Anoreksiya nervoza, bulimia nervoza ve aşırı yeme bozukluğu gibi yeme bozuklukları, ergen kızların yüzde 5,7'sini etkiliyor. 30 kişilik bir sınıfta bu neredeyse iki öğrenci. Yeme bozuklukları çok ciddi durumlardır: Bulimia nervozalı bir kişinin genç yaşta ölme olasılığı, onsuz birine göre yaklaşık iki kat daha fazladır, anoreksiya nervozalı birinin ise genç yaşta ölme olasılığı yaklaşık altı kat daha fazladır.

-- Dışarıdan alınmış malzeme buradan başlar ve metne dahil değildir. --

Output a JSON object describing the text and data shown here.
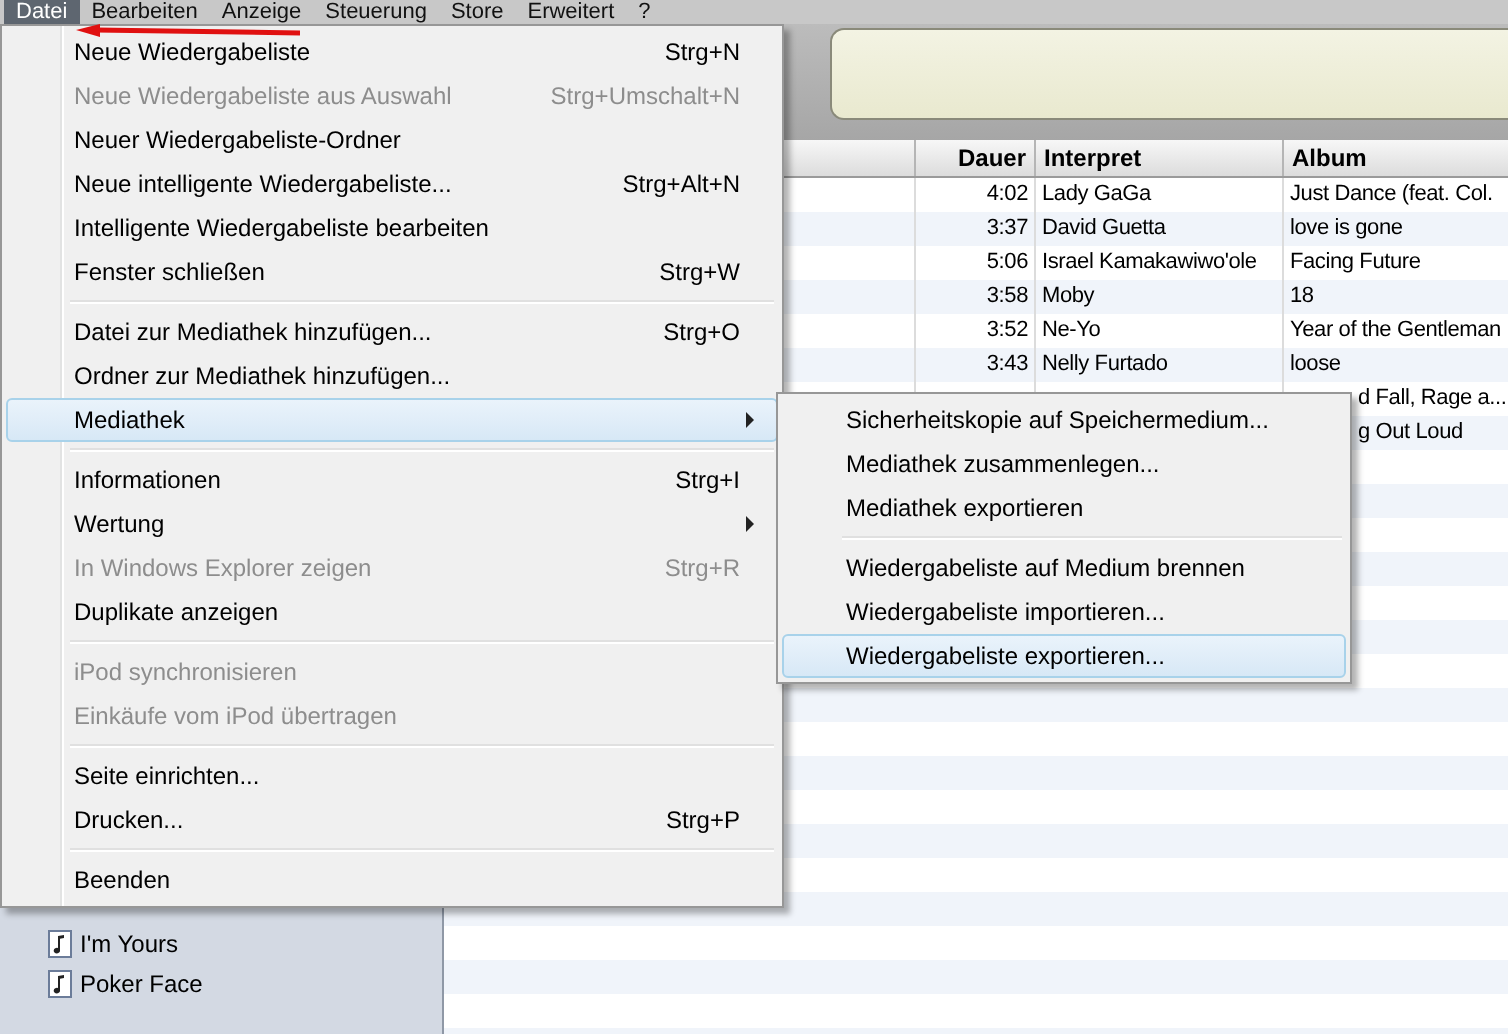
{
  "menubar": [
    {
      "label": "Datei",
      "selected": true
    },
    {
      "label": "Bearbeiten",
      "selected": false
    },
    {
      "label": "Anzeige",
      "selected": false
    },
    {
      "label": "Steuerung",
      "selected": false
    },
    {
      "label": "Store",
      "selected": false
    },
    {
      "label": "Erweitert",
      "selected": false
    },
    {
      "label": "?",
      "selected": false
    }
  ],
  "table": {
    "columns": [
      "Dauer",
      "Interpret",
      "Album"
    ],
    "rows": [
      {
        "dauer": "4:02",
        "interpret": "Lady GaGa",
        "album": "Just Dance (feat. Col."
      },
      {
        "dauer": "3:37",
        "interpret": "David Guetta",
        "album": "love is gone"
      },
      {
        "dauer": "5:06",
        "interpret": "Israel Kamakawiwo'ole",
        "album": "Facing Future"
      },
      {
        "dauer": "3:58",
        "interpret": "Moby",
        "album": "18"
      },
      {
        "dauer": "3:52",
        "interpret": "Ne-Yo",
        "album": "Year of the Gentleman"
      },
      {
        "dauer": "3:43",
        "interpret": "Nelly Furtado",
        "album": "loose"
      },
      {
        "album": "d Fall, Rage a..."
      },
      {
        "album": "g Out Loud"
      }
    ]
  },
  "sidebar": {
    "items": [
      "I'm Yours",
      "Poker Face"
    ]
  },
  "menu": {
    "groups": [
      [
        {
          "label": "Neue Wiedergabeliste",
          "shortcut": "Strg+N",
          "disabled": false,
          "selected": false,
          "submenu": false
        },
        {
          "label": "Neue Wiedergabeliste aus Auswahl",
          "shortcut": "Strg+Umschalt+N",
          "disabled": true,
          "selected": false,
          "submenu": false
        },
        {
          "label": "Neuer Wiedergabeliste-Ordner",
          "disabled": false,
          "selected": false,
          "submenu": false
        },
        {
          "label": "Neue intelligente Wiedergabeliste...",
          "shortcut": "Strg+Alt+N",
          "disabled": false,
          "selected": false,
          "submenu": false
        },
        {
          "label": "Intelligente Wiedergabeliste bearbeiten",
          "disabled": false,
          "selected": false,
          "submenu": false
        },
        {
          "label": "Fenster schließen",
          "shortcut": "Strg+W",
          "disabled": false,
          "selected": false,
          "submenu": false
        }
      ],
      [
        {
          "label": "Datei zur Mediathek hinzufügen...",
          "shortcut": "Strg+O",
          "disabled": false,
          "selected": false,
          "submenu": false
        },
        {
          "label": "Ordner zur Mediathek hinzufügen...",
          "disabled": false,
          "selected": false,
          "submenu": false
        },
        {
          "label": "Mediathek",
          "disabled": false,
          "selected": true,
          "submenu": true
        }
      ],
      [
        {
          "label": "Informationen",
          "shortcut": "Strg+I",
          "disabled": false,
          "selected": false,
          "submenu": false
        },
        {
          "label": "Wertung",
          "disabled": false,
          "selected": false,
          "submenu": true
        },
        {
          "label": "In Windows Explorer zeigen",
          "shortcut": "Strg+R",
          "disabled": true,
          "selected": false,
          "submenu": false
        },
        {
          "label": "Duplikate anzeigen",
          "disabled": false,
          "selected": false,
          "submenu": false
        }
      ],
      [
        {
          "label": "iPod synchronisieren",
          "disabled": true,
          "selected": false,
          "submenu": false
        },
        {
          "label": "Einkäufe vom iPod übertragen",
          "disabled": true,
          "selected": false,
          "submenu": false
        }
      ],
      [
        {
          "label": "Seite einrichten...",
          "disabled": false,
          "selected": false,
          "submenu": false
        },
        {
          "label": "Drucken...",
          "shortcut": "Strg+P",
          "disabled": false,
          "selected": false,
          "submenu": false
        }
      ],
      [
        {
          "label": "Beenden",
          "disabled": false,
          "selected": false,
          "submenu": false
        }
      ]
    ]
  },
  "submenu": {
    "groups": [
      [
        {
          "label": "Sicherheitskopie auf Speichermedium...",
          "selected": false
        },
        {
          "label": "Mediathek zusammenlegen...",
          "selected": false
        },
        {
          "label": "Mediathek exportieren",
          "selected": false
        }
      ],
      [
        {
          "label": "Wiedergabeliste auf Medium brennen",
          "selected": false
        },
        {
          "label": "Wiedergabeliste importieren...",
          "selected": false
        },
        {
          "label": "Wiedergabeliste exportieren...",
          "selected": true
        }
      ]
    ]
  }
}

Üniversitesi'nden Çocuk ve Ergen Psikiyatristi çalışma lideri Dr. Helen Bould, "Yeme bozukluklarının, onlardan muzdarip gençlerin yaşamları üzerinde muazzam bir etkisi vardır - risk faktörlerini anlamak önemlidir, böylece onları ele alabiliriz" Oxford Psikiyatri Bölümü.

"Uzun zamandır bu alandaki klinisyenler, bazı okullardan yeme bozukluğu olan gençleri diğerlerinden daha fazla gördüklerini belirttiler, ancak bu, durumun böyle olduğuna dair ilk ampirik kanıt."

Çalışma için, araştırmacılar, bir kişinin yeme bozukluğu geliştirme olasılığını artırabilecek bireysel faktörleri hesaba katmak için İsveç'ten rutin olarak toplanan verileri kullandılar. Ebeveyn geliri, ebeveynlerin akıl hastalığı öyküsü olup olmadığı, ebeveyn eğitimi, kardeş sayısı ve doğum ağırlığı gibi faktörlerde çalıştılar. Tüm bu özelliklere izin verilse bile, okullar arasında hala farklılıklar vardı.

Daha yüksek oranda kadın olan okullardaki kızların yanı sıra daha yüksek sayıda üniversite eğitimi almış ebeveynlerin yeme bozukluğu tanısı alma olasılığı daha yüksek görünmektedir. Ancak bunun neden meydana geldiği hala belirsizdir.

“Ne yazık ki, bu çalışma bize yeme bozukluğu oranlarını etkileyen okulların ne olduğunu bize söyleyemez: yeme bozukluklarını daha olası hale getiren bazı okulların isteklilik kültürünün istem dışı bir etkisi olabilir; yeme bozuklukları bulaşıcı olabilir ve okul içinde yayılabilir ”diyor Bould.

"Öte yandan, bazı okulların öğrencilerindeki yeme bozukluklarını tespit etme ve teşhis ve tedavi görmelerini sağlama konusunda diğerlerinden daha iyi olması olabilir."

Cinsiyet eşitliğine ilişkin katı yasalar nedeniyle, İsveç'te tek cinsiyetli okullar bulunmamaktadır. Dahası, bu bulguları, yüksek oranda eğitimli ebeveynlere sahip olma olasılığı yüksek olan, seçici tüm kız okullarının olduğu Birleşik Krallık'taki çok farklı eğitim sistemine yansıtmak zor olacaktır. Bununla birlikte, İsveç'teki sonuçlar göz önüne alındığında, bu tür okulların daha yüksek yeme bozukluğu oranlarına sahip olması mümkündür.